Quand les verres furent vides, M. Oakly reprit :

« Tenez, je n’aime pas à demander, voisin, mais si vous voulez me donner… » Au même instant plusieurs étrangers entrèrent, et la phrase ne put être achevée.

" Ainsi qu’il le disait, M. Oakly n’était pas fait pour solliciter, et il avait fallu toute la cordialité de Grant pour qu’il pût dominer ses préjugés au point de demander une faveur à un Écossais.

C’était un plant des framboises Brobdignac que M. Oakly avait voulu demander à son voisin. Le lendemain ces plants lui revinrent à l’esprit ; mais naturellement timide, il ne put se décider à faire lui-même cette demande. Il recommanda donc à sa femme, qui partait justement pour le marché, de passer devant la grille du jardin de M. Grant, et, si elle l’y voyait, de lui demander quelques plants de ses framboisiers.

Mme Oakly rapporta pour réponse à son mari que M. Grant n’avait pas un seul plant à donner, et que, quand même il en posséderait beaucoup, il n’en donnerait à personne au monde, excepté à son fils.

Oakly devint furieux à cette réponse ; il déclara qu’il aurait dû s’attendre à un tel procédé de la part d’un Écossais, et qu’il fallait être stupide pour avoir pu se fier aux paroles d’un homme de cette espèce. Il jura qu’il aimerait mieux mourir à l’hospice de la paroisse que de demander jamais une faveur, si petite qu’elle fût. Puis il raconta pour la centième fois à sa femme la manière dont il avait été dupé par un compatriote de M. Grant. Enfin il jura de n’avoir plus aucun rapport direct ou indirect avec son voisin.

« Mon fils, dit-il à Arthur qui revenait à cet instant de son travail ; mon fils, écoute-moi ; que je ne te revoie jamais avec le fils de M. Grant.
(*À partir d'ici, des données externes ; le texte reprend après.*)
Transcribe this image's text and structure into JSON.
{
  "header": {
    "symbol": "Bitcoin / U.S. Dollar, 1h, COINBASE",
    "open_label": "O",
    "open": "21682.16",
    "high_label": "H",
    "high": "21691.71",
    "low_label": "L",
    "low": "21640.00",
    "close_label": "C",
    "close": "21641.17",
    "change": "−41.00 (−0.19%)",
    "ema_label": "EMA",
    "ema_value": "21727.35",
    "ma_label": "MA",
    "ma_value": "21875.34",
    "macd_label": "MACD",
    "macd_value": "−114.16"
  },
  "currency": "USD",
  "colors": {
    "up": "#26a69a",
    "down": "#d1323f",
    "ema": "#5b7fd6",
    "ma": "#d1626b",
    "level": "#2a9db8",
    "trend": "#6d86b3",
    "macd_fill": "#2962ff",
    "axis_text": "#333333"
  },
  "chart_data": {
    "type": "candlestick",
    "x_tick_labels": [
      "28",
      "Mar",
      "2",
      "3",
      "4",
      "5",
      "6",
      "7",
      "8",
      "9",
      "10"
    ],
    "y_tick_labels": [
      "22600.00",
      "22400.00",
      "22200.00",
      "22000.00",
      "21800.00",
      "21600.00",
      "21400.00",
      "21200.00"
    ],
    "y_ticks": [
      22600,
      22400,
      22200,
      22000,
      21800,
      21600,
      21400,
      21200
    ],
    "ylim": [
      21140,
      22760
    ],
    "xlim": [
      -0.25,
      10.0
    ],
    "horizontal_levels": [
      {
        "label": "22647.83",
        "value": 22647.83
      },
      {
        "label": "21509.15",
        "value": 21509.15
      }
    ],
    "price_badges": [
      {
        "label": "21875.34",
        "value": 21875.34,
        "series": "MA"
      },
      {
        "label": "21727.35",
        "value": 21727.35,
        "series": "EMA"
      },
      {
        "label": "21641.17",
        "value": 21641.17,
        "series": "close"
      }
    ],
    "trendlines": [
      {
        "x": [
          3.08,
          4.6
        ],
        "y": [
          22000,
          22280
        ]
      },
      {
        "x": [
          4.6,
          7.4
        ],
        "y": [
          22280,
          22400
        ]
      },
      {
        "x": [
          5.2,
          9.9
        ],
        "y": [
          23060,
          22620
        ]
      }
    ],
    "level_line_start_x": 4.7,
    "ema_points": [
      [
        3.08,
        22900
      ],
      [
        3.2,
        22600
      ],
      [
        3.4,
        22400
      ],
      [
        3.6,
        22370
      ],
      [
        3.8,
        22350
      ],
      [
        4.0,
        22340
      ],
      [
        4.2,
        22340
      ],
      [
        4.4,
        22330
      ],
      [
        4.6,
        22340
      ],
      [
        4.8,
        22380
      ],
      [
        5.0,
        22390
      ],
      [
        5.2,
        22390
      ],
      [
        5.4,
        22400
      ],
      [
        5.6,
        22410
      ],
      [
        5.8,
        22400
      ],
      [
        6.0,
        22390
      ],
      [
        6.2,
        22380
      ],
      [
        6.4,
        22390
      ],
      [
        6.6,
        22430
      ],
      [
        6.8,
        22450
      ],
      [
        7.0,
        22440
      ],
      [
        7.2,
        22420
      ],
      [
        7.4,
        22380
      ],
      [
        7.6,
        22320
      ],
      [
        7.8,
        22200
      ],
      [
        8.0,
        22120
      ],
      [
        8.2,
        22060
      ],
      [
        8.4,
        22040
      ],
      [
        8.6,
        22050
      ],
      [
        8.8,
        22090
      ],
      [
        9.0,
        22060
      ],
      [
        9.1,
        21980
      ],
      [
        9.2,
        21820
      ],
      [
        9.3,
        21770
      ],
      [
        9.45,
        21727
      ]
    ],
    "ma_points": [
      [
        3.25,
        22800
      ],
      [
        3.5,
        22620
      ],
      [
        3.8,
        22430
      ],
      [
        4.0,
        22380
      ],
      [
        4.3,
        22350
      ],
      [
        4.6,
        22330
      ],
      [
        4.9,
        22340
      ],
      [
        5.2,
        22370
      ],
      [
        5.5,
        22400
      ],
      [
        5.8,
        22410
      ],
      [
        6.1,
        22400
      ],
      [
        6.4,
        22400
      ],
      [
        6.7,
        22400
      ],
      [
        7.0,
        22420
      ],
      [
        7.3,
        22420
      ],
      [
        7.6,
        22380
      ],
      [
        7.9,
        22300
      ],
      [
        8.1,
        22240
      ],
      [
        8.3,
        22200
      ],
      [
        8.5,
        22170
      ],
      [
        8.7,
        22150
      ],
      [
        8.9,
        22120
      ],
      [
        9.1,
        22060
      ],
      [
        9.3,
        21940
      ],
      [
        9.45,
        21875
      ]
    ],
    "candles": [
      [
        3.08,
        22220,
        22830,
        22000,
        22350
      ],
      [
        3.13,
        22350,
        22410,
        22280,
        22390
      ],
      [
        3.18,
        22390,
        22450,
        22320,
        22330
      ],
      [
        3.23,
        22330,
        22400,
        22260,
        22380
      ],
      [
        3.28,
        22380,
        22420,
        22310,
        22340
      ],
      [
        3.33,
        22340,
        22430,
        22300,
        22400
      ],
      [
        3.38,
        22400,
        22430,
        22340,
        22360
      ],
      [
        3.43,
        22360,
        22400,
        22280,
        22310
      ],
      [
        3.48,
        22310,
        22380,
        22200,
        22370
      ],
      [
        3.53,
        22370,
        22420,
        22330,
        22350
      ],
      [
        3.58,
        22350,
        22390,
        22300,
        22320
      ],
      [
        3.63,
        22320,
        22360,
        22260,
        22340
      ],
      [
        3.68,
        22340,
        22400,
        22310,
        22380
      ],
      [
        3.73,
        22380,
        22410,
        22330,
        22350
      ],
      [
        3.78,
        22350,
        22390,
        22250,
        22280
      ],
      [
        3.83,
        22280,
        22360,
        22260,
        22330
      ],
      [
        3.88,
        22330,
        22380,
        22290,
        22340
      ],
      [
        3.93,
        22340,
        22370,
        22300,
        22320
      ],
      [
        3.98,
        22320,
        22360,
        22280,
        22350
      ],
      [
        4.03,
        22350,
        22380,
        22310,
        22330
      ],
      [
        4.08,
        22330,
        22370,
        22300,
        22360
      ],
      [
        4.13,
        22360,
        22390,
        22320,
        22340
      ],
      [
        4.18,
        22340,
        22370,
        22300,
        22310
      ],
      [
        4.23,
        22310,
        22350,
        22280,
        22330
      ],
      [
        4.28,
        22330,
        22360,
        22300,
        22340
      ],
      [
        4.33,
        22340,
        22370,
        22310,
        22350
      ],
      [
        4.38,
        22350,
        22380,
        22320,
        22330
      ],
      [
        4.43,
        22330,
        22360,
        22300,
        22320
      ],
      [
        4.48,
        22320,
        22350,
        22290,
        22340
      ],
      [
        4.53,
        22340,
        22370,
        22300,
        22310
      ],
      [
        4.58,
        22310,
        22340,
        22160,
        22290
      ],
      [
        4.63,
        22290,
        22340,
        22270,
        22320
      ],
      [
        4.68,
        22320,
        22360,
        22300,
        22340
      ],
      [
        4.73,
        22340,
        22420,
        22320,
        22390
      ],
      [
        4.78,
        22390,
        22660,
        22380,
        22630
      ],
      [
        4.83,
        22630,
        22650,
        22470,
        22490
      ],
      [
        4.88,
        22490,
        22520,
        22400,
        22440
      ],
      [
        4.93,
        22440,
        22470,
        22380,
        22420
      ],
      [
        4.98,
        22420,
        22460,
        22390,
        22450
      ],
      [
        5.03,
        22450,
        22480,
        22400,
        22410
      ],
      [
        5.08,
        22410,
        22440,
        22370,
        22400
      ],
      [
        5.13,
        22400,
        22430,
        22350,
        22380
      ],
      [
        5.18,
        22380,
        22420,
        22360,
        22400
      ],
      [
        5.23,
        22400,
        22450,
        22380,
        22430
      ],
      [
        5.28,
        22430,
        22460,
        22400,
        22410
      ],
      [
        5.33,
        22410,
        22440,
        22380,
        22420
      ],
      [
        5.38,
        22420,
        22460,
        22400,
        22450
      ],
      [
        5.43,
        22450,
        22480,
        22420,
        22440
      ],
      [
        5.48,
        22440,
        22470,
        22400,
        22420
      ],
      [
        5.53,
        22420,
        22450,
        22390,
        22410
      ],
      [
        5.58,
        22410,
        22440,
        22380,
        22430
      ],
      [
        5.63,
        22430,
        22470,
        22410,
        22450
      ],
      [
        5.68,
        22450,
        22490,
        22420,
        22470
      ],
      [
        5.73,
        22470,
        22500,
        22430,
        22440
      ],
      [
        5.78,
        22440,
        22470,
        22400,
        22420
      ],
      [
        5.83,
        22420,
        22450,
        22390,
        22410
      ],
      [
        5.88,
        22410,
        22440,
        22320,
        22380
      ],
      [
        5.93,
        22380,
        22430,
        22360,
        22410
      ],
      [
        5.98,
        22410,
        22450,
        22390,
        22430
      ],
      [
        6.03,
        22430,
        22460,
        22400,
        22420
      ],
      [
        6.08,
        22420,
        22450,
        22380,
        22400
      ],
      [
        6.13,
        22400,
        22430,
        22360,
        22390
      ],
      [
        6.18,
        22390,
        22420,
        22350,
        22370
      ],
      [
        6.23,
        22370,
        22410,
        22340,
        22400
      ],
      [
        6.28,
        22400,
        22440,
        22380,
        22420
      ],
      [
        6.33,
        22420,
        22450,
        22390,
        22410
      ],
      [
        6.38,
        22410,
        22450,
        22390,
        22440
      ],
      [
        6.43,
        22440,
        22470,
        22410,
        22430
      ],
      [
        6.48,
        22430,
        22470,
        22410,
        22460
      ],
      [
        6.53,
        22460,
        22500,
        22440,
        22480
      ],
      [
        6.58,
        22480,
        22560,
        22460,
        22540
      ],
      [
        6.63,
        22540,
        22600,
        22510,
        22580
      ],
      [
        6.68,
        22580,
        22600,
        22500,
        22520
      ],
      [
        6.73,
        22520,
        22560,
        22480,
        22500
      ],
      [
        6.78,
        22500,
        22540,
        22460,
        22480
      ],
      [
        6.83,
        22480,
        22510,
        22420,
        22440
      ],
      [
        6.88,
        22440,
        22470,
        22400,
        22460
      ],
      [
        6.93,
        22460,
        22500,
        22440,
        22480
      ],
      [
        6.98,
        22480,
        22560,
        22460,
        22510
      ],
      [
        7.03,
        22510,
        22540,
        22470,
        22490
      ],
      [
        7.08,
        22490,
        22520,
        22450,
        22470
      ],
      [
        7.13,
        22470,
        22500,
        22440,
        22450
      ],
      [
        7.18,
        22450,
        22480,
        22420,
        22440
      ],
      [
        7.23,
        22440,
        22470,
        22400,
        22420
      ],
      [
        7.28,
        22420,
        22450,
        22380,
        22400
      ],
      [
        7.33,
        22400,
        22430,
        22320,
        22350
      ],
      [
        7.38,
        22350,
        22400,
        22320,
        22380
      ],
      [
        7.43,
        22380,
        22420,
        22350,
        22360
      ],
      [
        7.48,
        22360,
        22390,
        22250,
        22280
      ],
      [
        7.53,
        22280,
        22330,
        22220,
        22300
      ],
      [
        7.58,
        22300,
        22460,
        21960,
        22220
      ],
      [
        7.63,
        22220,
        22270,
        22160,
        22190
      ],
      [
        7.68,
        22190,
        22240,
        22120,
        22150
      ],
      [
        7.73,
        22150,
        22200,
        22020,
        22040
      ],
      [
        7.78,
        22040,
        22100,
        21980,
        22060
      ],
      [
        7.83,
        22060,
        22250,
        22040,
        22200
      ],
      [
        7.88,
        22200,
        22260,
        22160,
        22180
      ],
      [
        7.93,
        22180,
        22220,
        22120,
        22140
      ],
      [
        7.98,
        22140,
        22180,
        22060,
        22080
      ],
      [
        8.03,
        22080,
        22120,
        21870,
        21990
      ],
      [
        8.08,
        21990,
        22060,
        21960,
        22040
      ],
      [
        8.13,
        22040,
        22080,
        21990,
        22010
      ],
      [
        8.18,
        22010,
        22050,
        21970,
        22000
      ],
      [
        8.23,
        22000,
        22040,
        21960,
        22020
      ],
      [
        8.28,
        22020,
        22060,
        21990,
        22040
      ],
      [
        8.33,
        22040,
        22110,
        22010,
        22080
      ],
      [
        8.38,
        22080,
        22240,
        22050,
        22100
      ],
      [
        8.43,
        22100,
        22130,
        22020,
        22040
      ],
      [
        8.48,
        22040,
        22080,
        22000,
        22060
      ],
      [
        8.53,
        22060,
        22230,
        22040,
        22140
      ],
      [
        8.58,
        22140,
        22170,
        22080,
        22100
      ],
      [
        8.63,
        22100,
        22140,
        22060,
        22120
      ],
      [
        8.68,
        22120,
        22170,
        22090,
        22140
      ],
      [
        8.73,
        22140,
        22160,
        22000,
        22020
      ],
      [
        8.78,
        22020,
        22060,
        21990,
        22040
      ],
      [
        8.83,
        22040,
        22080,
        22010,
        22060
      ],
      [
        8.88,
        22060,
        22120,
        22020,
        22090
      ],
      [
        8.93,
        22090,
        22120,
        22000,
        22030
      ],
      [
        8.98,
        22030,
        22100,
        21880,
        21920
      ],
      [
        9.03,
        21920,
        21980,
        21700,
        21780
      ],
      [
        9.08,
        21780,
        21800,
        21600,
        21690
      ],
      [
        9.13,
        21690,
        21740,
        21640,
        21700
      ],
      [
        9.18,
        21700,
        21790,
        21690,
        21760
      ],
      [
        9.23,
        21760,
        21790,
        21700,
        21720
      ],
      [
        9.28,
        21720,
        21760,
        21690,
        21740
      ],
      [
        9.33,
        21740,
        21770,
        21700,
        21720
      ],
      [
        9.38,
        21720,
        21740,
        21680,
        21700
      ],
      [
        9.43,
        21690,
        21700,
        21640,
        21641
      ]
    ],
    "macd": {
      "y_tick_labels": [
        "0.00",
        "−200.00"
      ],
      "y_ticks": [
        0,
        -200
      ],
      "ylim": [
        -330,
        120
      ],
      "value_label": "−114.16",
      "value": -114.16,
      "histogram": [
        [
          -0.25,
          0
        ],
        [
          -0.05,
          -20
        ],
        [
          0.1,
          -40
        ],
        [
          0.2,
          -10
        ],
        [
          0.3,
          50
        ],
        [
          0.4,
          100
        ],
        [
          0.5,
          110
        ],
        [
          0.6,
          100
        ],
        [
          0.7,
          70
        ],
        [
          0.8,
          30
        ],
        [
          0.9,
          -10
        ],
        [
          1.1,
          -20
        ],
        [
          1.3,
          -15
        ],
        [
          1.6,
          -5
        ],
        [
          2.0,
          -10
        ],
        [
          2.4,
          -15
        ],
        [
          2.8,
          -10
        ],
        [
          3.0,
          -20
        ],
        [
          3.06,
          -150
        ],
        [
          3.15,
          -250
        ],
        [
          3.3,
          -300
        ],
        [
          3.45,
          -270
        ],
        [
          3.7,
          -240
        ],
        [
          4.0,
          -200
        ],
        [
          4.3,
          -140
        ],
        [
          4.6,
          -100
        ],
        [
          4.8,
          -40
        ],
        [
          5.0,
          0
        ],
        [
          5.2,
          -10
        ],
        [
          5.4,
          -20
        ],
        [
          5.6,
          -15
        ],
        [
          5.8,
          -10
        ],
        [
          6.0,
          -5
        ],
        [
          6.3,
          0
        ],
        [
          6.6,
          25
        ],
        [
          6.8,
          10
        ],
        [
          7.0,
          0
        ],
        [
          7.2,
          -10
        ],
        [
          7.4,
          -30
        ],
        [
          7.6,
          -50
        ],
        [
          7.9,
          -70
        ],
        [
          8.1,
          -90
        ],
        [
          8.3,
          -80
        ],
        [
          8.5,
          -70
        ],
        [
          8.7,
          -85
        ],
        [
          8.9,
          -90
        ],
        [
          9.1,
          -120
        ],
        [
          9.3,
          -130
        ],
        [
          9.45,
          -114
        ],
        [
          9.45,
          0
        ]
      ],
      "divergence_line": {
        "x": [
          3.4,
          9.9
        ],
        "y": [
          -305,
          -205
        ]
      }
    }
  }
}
— Avec Maurice, mon père ?

— Oui, avec Maurice Grant ; à partir de ce jour, je te défends d’avoir aucun rapport avec lui.

— Pourquoi donc, mon père ?

— Ne fais pas de questions et obéis.

— J’obéirai, mon père, dit Arthur fondant en larmes.

— Comment ! le voilà qui pleure maintenant ! Imbécile ! est-ce que tu ne pourras pas jouer avec d’autres petits camarades ? Je t’en trouverai un autre, moi, s’il ne faut que cela.

— Ah ! mon père, dit Arthur en essayant de retenir ses larmes, je n’aurai jamais un ami comme Maurice Grant.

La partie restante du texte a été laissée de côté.